Federal Rule requires states and territories to conduct a child care market price study every two years. Tribes have the option of doing their own study or using that of the state within which they reside if the tribe's child care facilities are included in that state's market price survey. States are to ensure parents receiving child care subsidies access to all types of child care in their community. Price findings from the market rate survey are to inform the setting of maximum subsidy rates sufficient to ensure that access.
Reports on the market price survey and child care subsidy rate settings practices and policies of states, territories, and tribes capture practices and policies as of 2005 and 2006. Another report includes findings on a study of the likelihood of the practices and methods currently used to produce accurate price findings.
A critical component of market child care is price – what the small businesses that serve families charge for the care they give. Since 1990, Oregon has regularly studied prices charged in child care centers and family child care homes throughout Oregon. Individually, each study documents the prices at a given point in time. Together, these child care market price studies capture the dynamics of child care prices.

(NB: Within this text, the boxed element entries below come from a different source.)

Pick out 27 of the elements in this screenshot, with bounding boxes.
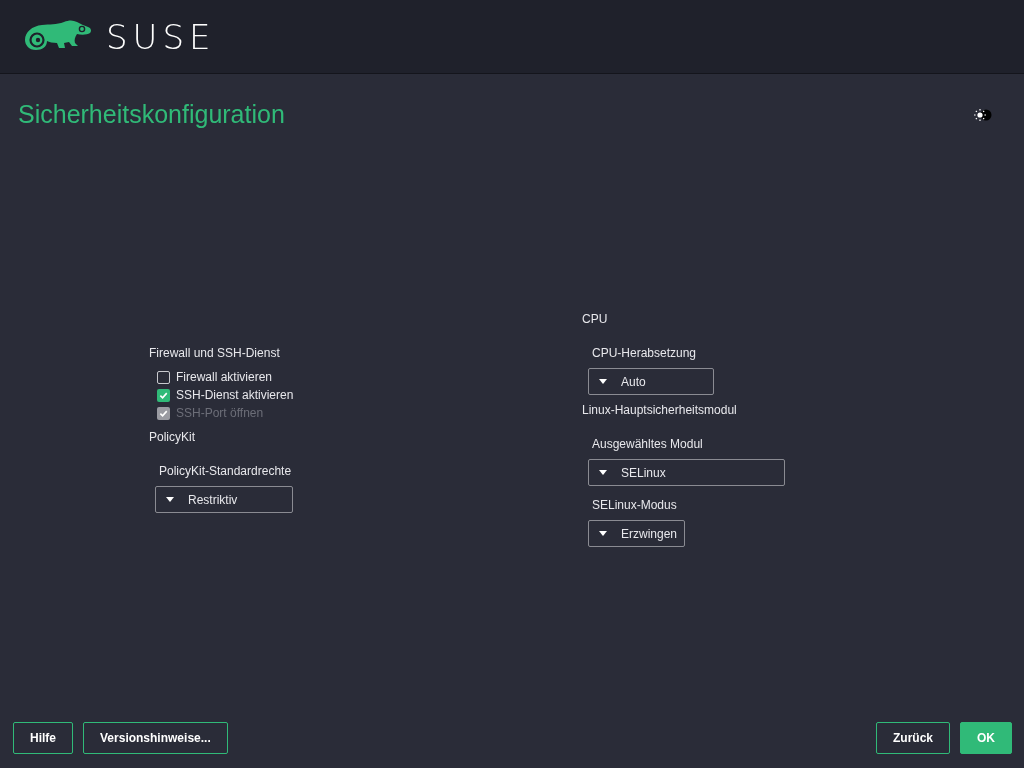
combo-label: CPU-Herabsetzung bbox=[592, 346, 698, 360]
dropdown[interactable]: Restriktiv bbox=[155, 486, 293, 513]
combo-label: PolicyKit-Standardrechte bbox=[159, 464, 293, 478]
page-title: Sicherheitskonfiguration bbox=[18, 100, 285, 129]
section-heading: Linux-Hauptsicherheitsmodul bbox=[582, 403, 738, 417]
logo-text: SUSE bbox=[106, 16, 216, 57]
caret-icon bbox=[599, 531, 607, 536]
checkbox[interactable] bbox=[157, 388, 170, 402]
caret-icon bbox=[599, 470, 607, 475]
checkbox-label: Firewall aktivieren bbox=[176, 370, 273, 384]
checkbox-label: SSH-Port öffnen bbox=[176, 406, 264, 420]
footer-button[interactable]: Hilfe bbox=[13, 722, 73, 754]
dropdown[interactable]: Auto bbox=[588, 368, 714, 395]
section-heading: PolicyKit bbox=[149, 430, 196, 444]
checkbox-label: SSH-Dienst aktivieren bbox=[176, 388, 294, 402]
combo-label: SELinux-Modus bbox=[592, 498, 678, 512]
dropdown[interactable]: SELinux bbox=[588, 459, 785, 486]
dropdown[interactable]: Erzwingen bbox=[588, 520, 685, 547]
caret-icon bbox=[599, 379, 607, 384]
theme-toggle-icon[interactable] bbox=[974, 107, 992, 122]
footer-button[interactable]: Versionshinweise... bbox=[83, 722, 228, 754]
section-heading: Firewall und SSH-Dienst bbox=[149, 346, 281, 360]
footer-button[interactable]: Zurück bbox=[876, 722, 950, 754]
checkbox[interactable] bbox=[157, 370, 170, 384]
section-heading: CPU bbox=[582, 312, 609, 326]
combo-label: Ausgewähltes Modul bbox=[592, 437, 704, 451]
caret-icon bbox=[166, 497, 174, 502]
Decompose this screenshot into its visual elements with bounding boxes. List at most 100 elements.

In Oregon, Arthur C. Emlen, Paul Koren, and Karen Tvedt of Portland State University conducted the first market price studies. With the 2000 study, market price research moved to the Family Policy Program at Oregon State University, where Deana Grobe is lead. The most recent study will be published in September 2010. Oregon has developed and tested a methodology for using child care resource and referral (R&R) data for the market price analysis. Findings from special sample and other surveys have confirmed the appropriateness of using this comprehensive and readily available data set. Deana Grobe, Roberta Weber, Clara Pratt, and Arthur C. Emlen produced a guidebook (PDF) describing the market price study methodology using Oregon R&R data.